Rapid urbanization and industrialization created a great pressure on delicate ecosystem in and around urban areas. Aerial deposition and/or indiscriminate disposal of wastes from a variety of industries result in the contamination of urban soils with metals (As, Cr, Cu, Hg, Pb, Zn etc.). Persistence of these metals in soil and water poses a serious risk to environmental and human health. Information on metal distribution in urban environment may help to develop appropriate strategies for managing the uncontrolled dumping of industrial wastes and creating safer environment for urban populations. In this context, the metal contamination in Coimbatore urban environment, which is the second largest industrial city in Tamil Nadu, India was examined. Apart from textiles, hundreds of small scale industries like dyeing, foundry, metallurgy, smelting and chemicals are in operation in and around the city. Geographical Information System (GIS) was used to identify the ‘hot spot' of the metal contamination. Through a laboratory closed incubation experiment the biotransformation of lead (Pb), a dominant metal in the urban soil, was examined to predict its possible groundwater contamination.

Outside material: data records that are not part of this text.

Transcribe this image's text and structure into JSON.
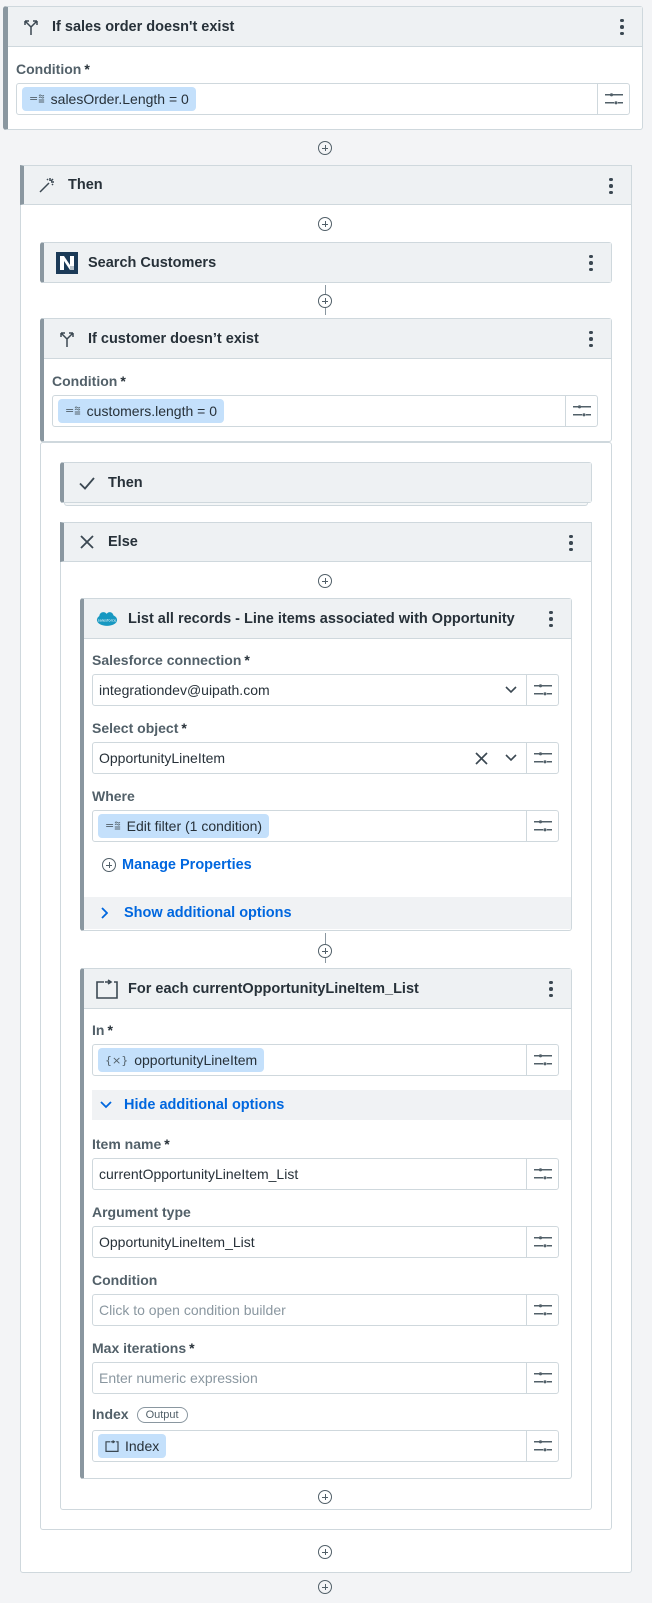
{
  "if_sales": {
    "title": "If sales order doesn't exist",
    "condition_label": "Condition",
    "condition_value": "salesOrder.Length = 0"
  },
  "then_outer": {
    "title": "Then"
  },
  "search_customers": {
    "title": "Search Customers"
  },
  "if_customer": {
    "title": "If customer doesn’t exist",
    "condition_label": "Condition",
    "condition_value": "customers.length = 0"
  },
  "then_inner": {
    "title": "Then"
  },
  "else_block": {
    "title": "Else"
  },
  "list_records": {
    "title": "List all records - Line items associated with Opportunity",
    "connection_label": "Salesforce connection",
    "connection_value": "integrationdev@uipath.com",
    "object_label": "Select object",
    "object_value": "OpportunityLineItem",
    "where_label": "Where",
    "where_value": "Edit filter (1 condition)",
    "manage_properties": "Manage Properties",
    "show_options": "Show additional options"
  },
  "for_each": {
    "title": "For each currentOpportunityLineItem_List",
    "in_label": "In",
    "in_value": "opportunityLineItem",
    "hide_options": "Hide additional options",
    "item_name_label": "Item name",
    "item_name_value": "currentOpportunityLineItem_List",
    "arg_type_label": "Argument type",
    "arg_type_value": "OpportunityLineItem_List",
    "condition_label": "Condition",
    "condition_placeholder": "Click to open condition builder",
    "max_iter_label": "Max iterations",
    "max_iter_placeholder": "Enter numeric expression",
    "index_label": "Index",
    "index_tag": "Output",
    "index_value": "Index"
  },
  "required_mark": "*",
  "colors": {
    "accent": "#0067df",
    "chip": "#c4e0fb",
    "border": "#cfd8dd",
    "card_bar": "#8a97a0"
  }
}
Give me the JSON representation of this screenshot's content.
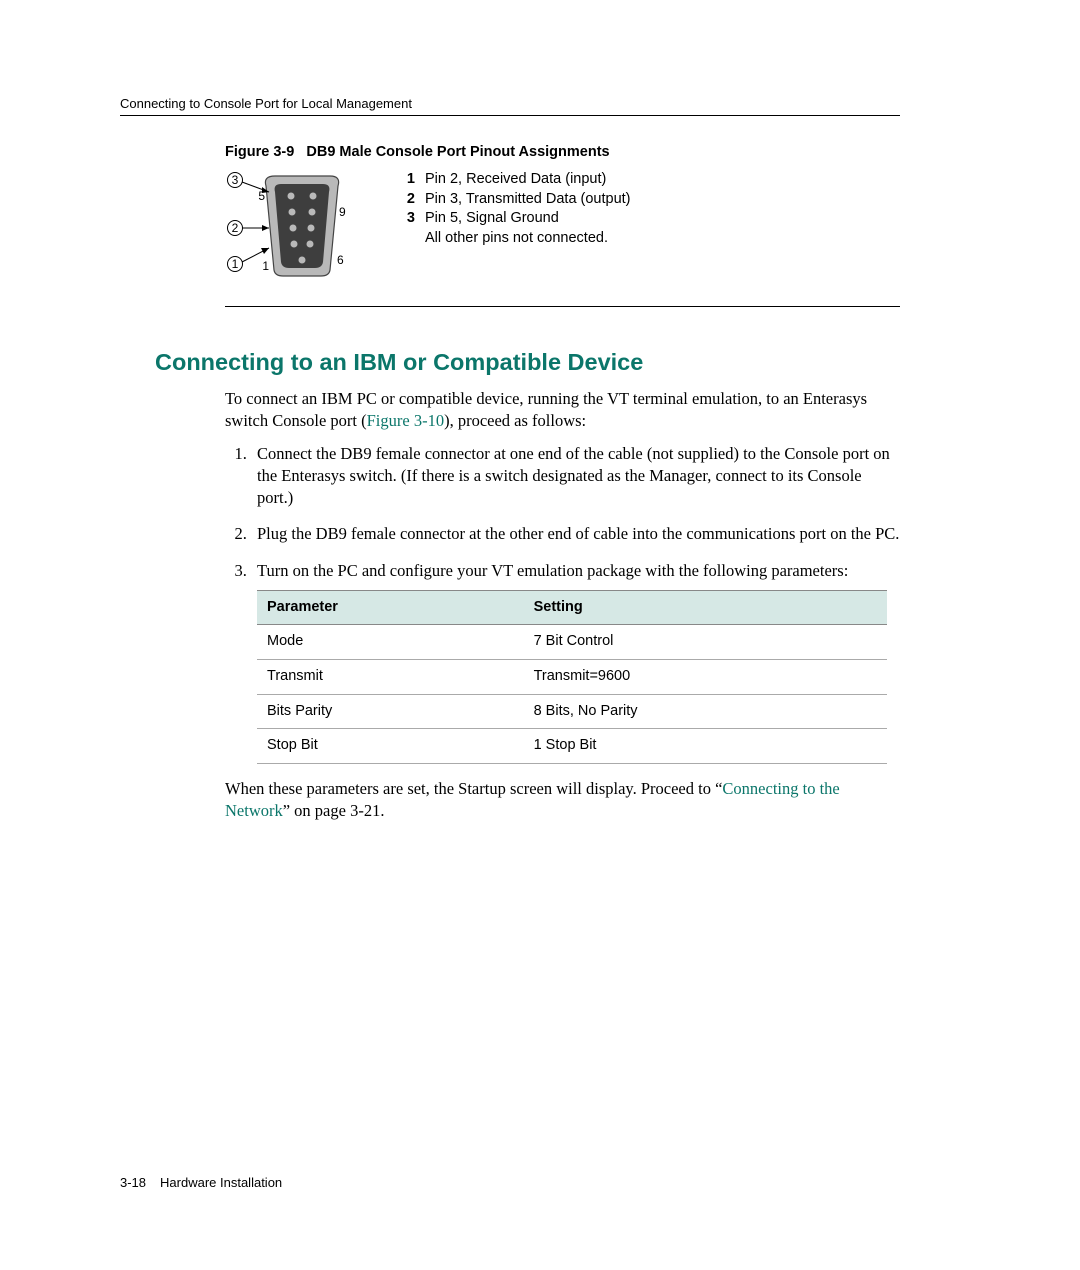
{
  "breadcrumb": "Connecting to Console Port for Local Management",
  "figure": {
    "label": "Figure 3-9",
    "title": "DB9 Male Console Port Pinout Assignments",
    "callouts": {
      "c1": "1",
      "c2": "2",
      "c3": "3"
    },
    "pin_labels": {
      "p1": "1",
      "p5": "5",
      "p6": "6",
      "p9": "9"
    },
    "legend": [
      {
        "num": "1",
        "text": "Pin 2, Received Data (input)"
      },
      {
        "num": "2",
        "text": "Pin 3, Transmitted Data (output)"
      },
      {
        "num": "3",
        "text": "Pin 5, Signal Ground"
      },
      {
        "num": "",
        "text": "All other pins not connected."
      }
    ]
  },
  "section": {
    "heading": "Connecting to an IBM or Compatible Device",
    "intro_pre": "To connect an IBM PC or compatible device, running the VT terminal emulation, to an Enterasys switch Console port (",
    "intro_link": "Figure 3-10",
    "intro_post": "), proceed as follows:",
    "steps": [
      "Connect the DB9 female connector at one end of the cable (not supplied) to the Console port on the Enterasys switch. (If there is a switch designated as the Manager, connect to its Console port.)",
      "Plug the DB9 female connector at the other end of cable into the communications port on the PC.",
      "Turn on the PC and configure your VT emulation package with the following parameters:"
    ],
    "table": {
      "headers": [
        "Parameter",
        "Setting"
      ],
      "rows": [
        [
          "Mode",
          "7 Bit Control"
        ],
        [
          "Transmit",
          "Transmit=9600"
        ],
        [
          "Bits Parity",
          "8 Bits, No Parity"
        ],
        [
          "Stop Bit",
          "1 Stop Bit"
        ]
      ]
    },
    "trailing_pre": "When these parameters are set, the Startup screen will display. Proceed to “",
    "trailing_link": "Connecting to the Network",
    "trailing_post": "” on page 3-21."
  },
  "footer": {
    "page": "3-18",
    "chapter": "Hardware Installation"
  }
}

The relative proportion of metal distribution in Coimbatore urban soils followed: Pb>Cr>Zn>Cu>Cd. The contamination of Pb and Cr was widespread in the urban soils and in many locations the concentrations exceeded the maximum permissible limits. Metal contamination in urban water showed greater variability as marked difference was observed between samples. Though the soils have shown varied degrees of metal contamination, ground waters remained relatively uncontaminated, possibly be due to the geological formation existing in the urban environment that would have effectively prevented the leaching of metals. However, water samples from ponds, ditches and drainage channels have had high concentration of metals which followed: Cr>Pb>Zn>Cu>Cd and the concentrations mostly exceeded the maximum permissible limit of the WHO. Plants sampled around the ‘hot-spots' reflected the severity of the metal contamination in the urban soils. Fractionation study has indicated that Pb and Cr mostly existed as organic followed by iron-oxide bound species in soils. However, significant increase in the concentration of water soluble and exchangeable fractions was also observed during incubation which is of concern as it has environmental significance. Remedial measures including phytoremediation with a ‘clean and green' concept are recommended to either manage and/or remediate the contaminated sites within the city. Implementing stringent regulatory measures for the disposal of solid and liquid wastes from industries is urgently needed for sustaining the urban environmental health.